Verbal commendations are used in several situations:
- When a delegate performed strongly but the formal award slots (often capped at 2–4 per committee) were already filled by others.
- When a chair wants to recognize specific skills — sharp parliamentary procedure, a strong opening speech, effective bloc leadership, or constructive diplomacy — that did not translate into a top placement.
- In crisis or specialized committees where the dais wants to highlight creative directives, espionage arcs, or backroom negotiation that shaped the committee's trajectory.
The practice is conference-dependent. Some circuits, including many North American collegiate conferences such as those affiliated with NCCA-style judging, formally list verbal commendations in their awards policy. Others, particularly in the THIMUN tradition — which historically discourages competitive awards altogether — may use verbal recognition as the primary mode of feedback.
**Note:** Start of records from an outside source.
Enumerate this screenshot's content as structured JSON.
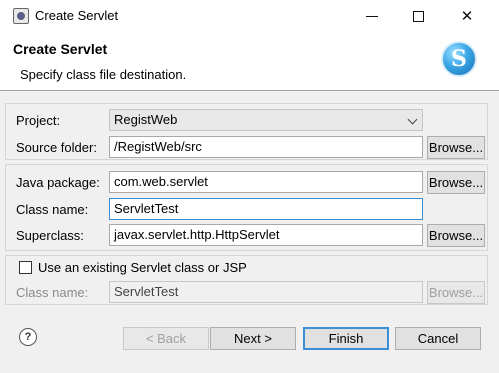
{
  "window": {
    "title": "Create Servlet",
    "close_glyph": "✕"
  },
  "header": {
    "title": "Create Servlet",
    "description": "Specify class file destination.",
    "logo_letter": "S"
  },
  "form": {
    "project": {
      "label": "Project:",
      "value": "RegistWeb"
    },
    "source_folder": {
      "label": "Source folder:",
      "value": "/RegistWeb/src",
      "browse": "Browse..."
    },
    "java_package": {
      "label": "Java package:",
      "value": "com.web.servlet",
      "browse": "Browse..."
    },
    "class_name": {
      "label": "Class name:",
      "value": "ServletTest"
    },
    "superclass": {
      "label": "Superclass:",
      "value": "javax.servlet.http.HttpServlet",
      "browse": "Browse..."
    },
    "existing": {
      "checkbox_label": "Use an existing Servlet class or JSP",
      "checked": false,
      "class_label": "Class name:",
      "class_value": "ServletTest",
      "browse": "Browse..."
    }
  },
  "footer": {
    "help_glyph": "?",
    "back": "< Back",
    "next": "Next >",
    "finish": "Finish",
    "cancel": "Cancel"
  }
}
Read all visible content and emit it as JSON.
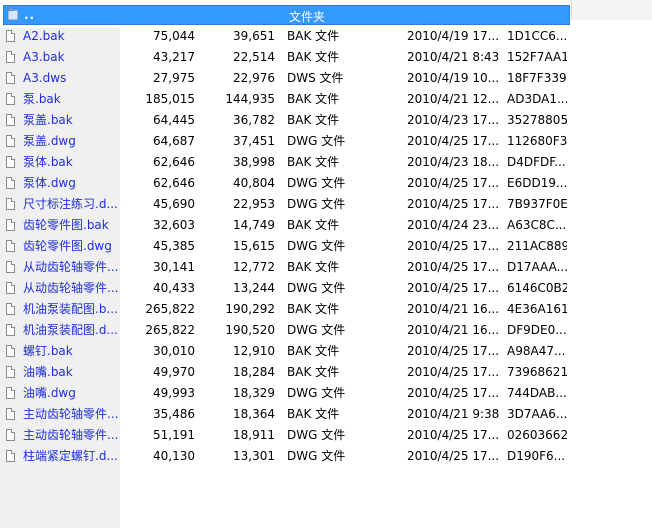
{
  "parent_row": {
    "name": "..",
    "type": "文件夹"
  },
  "files": [
    {
      "name": "A2.bak",
      "size": "75,044",
      "packed": "39,651",
      "type": "BAK 文件",
      "modified": "2010/4/19 17...",
      "crc": "1D1CC6..."
    },
    {
      "name": "A3.bak",
      "size": "43,217",
      "packed": "22,514",
      "type": "BAK 文件",
      "modified": "2010/4/21 8:43",
      "crc": "152F7AA1"
    },
    {
      "name": "A3.dws",
      "size": "27,975",
      "packed": "22,976",
      "type": "DWS 文件",
      "modified": "2010/4/19 10...",
      "crc": "18F7F339"
    },
    {
      "name": "泵.bak",
      "size": "185,015",
      "packed": "144,935",
      "type": "BAK 文件",
      "modified": "2010/4/21 12...",
      "crc": "AD3DA1..."
    },
    {
      "name": "泵盖.bak",
      "size": "64,445",
      "packed": "36,782",
      "type": "BAK 文件",
      "modified": "2010/4/23 17...",
      "crc": "35278805"
    },
    {
      "name": "泵盖.dwg",
      "size": "64,687",
      "packed": "37,451",
      "type": "DWG 文件",
      "modified": "2010/4/25 17...",
      "crc": "112680F3"
    },
    {
      "name": "泵体.bak",
      "size": "62,646",
      "packed": "38,998",
      "type": "BAK 文件",
      "modified": "2010/4/23 18...",
      "crc": "D4DFDF..."
    },
    {
      "name": "泵体.dwg",
      "size": "62,646",
      "packed": "40,804",
      "type": "DWG 文件",
      "modified": "2010/4/25 17...",
      "crc": "E6DD19..."
    },
    {
      "name": "尺寸标注练习.d...",
      "size": "45,690",
      "packed": "22,953",
      "type": "DWG 文件",
      "modified": "2010/4/25 17...",
      "crc": "7B937F0E"
    },
    {
      "name": "齿轮零件图.bak",
      "size": "32,603",
      "packed": "14,749",
      "type": "BAK 文件",
      "modified": "2010/4/24 23...",
      "crc": "A63C8C..."
    },
    {
      "name": "齿轮零件图.dwg",
      "size": "45,385",
      "packed": "15,615",
      "type": "DWG 文件",
      "modified": "2010/4/25 17...",
      "crc": "211AC889"
    },
    {
      "name": "从动齿轮轴零件...",
      "size": "30,141",
      "packed": "12,772",
      "type": "BAK 文件",
      "modified": "2010/4/25 17...",
      "crc": "D17AAA..."
    },
    {
      "name": "从动齿轮轴零件...",
      "size": "40,433",
      "packed": "13,244",
      "type": "DWG 文件",
      "modified": "2010/4/25 17...",
      "crc": "6146C0B2"
    },
    {
      "name": "机油泵装配图.b...",
      "size": "265,822",
      "packed": "190,292",
      "type": "BAK 文件",
      "modified": "2010/4/21 16...",
      "crc": "4E36A161"
    },
    {
      "name": "机油泵装配图.d...",
      "size": "265,822",
      "packed": "190,520",
      "type": "DWG 文件",
      "modified": "2010/4/21 16...",
      "crc": "DF9DE0..."
    },
    {
      "name": "螺钉.bak",
      "size": "30,010",
      "packed": "12,910",
      "type": "BAK 文件",
      "modified": "2010/4/25 17...",
      "crc": "A98A47..."
    },
    {
      "name": "油嘴.bak",
      "size": "49,970",
      "packed": "18,284",
      "type": "BAK 文件",
      "modified": "2010/4/25 17...",
      "crc": "73968621"
    },
    {
      "name": "油嘴.dwg",
      "size": "49,993",
      "packed": "18,329",
      "type": "DWG 文件",
      "modified": "2010/4/25 17...",
      "crc": "744DAB..."
    },
    {
      "name": "主动齿轮轴零件...",
      "size": "35,486",
      "packed": "18,364",
      "type": "BAK 文件",
      "modified": "2010/4/21 9:38",
      "crc": "3D7AA6..."
    },
    {
      "name": "主动齿轮轴零件...",
      "size": "51,191",
      "packed": "18,911",
      "type": "DWG 文件",
      "modified": "2010/4/25 17...",
      "crc": "02603662"
    },
    {
      "name": "柱端紧定螺钉.d...",
      "size": "40,130",
      "packed": "13,301",
      "type": "DWG 文件",
      "modified": "2010/4/25 17...",
      "crc": "D190F6..."
    }
  ],
  "colors": {
    "selection": "#3399ff",
    "file_name": "#1f2fd6",
    "name_column_bg": "#f0f0f0"
  },
  "icons": {
    "parent_folder": "folder-up-icon",
    "file": "file-icon"
  }
}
For delegates, a verbal commendation is generally not listed on a CV or résumé the same way a gavel is, but it can still be referenced in recommendation requests, club applications, or post-conference reflections. It signals to peers and advisors that the chair noticed substantive engagement.
Strategically, delegates aiming for verbal commendations should focus on committee-building behaviors the dais values: yielding time productively, mentoring newer delegates, authoring or sponsoring well-drafted clauses, and maintaining character or policy consistency. Chairs frequently cite these qualities when explaining why a verbal commendation was issued in place of, or alongside, a formal award.
Example
At the 2023 closing ceremony of a collegiate MUN conference, a chair gave a verbal commendation to a delegate representing Brazil for leading cross-bloc negotiations on a climate finance clause, despite the committee's four gavel slots already being assigned.
Frequently asked questions
It is generally considered below Honorable Mention and is not usually listed alongside gavel-tier awards, though it can be referenced as recognition in applications or recommendation requests.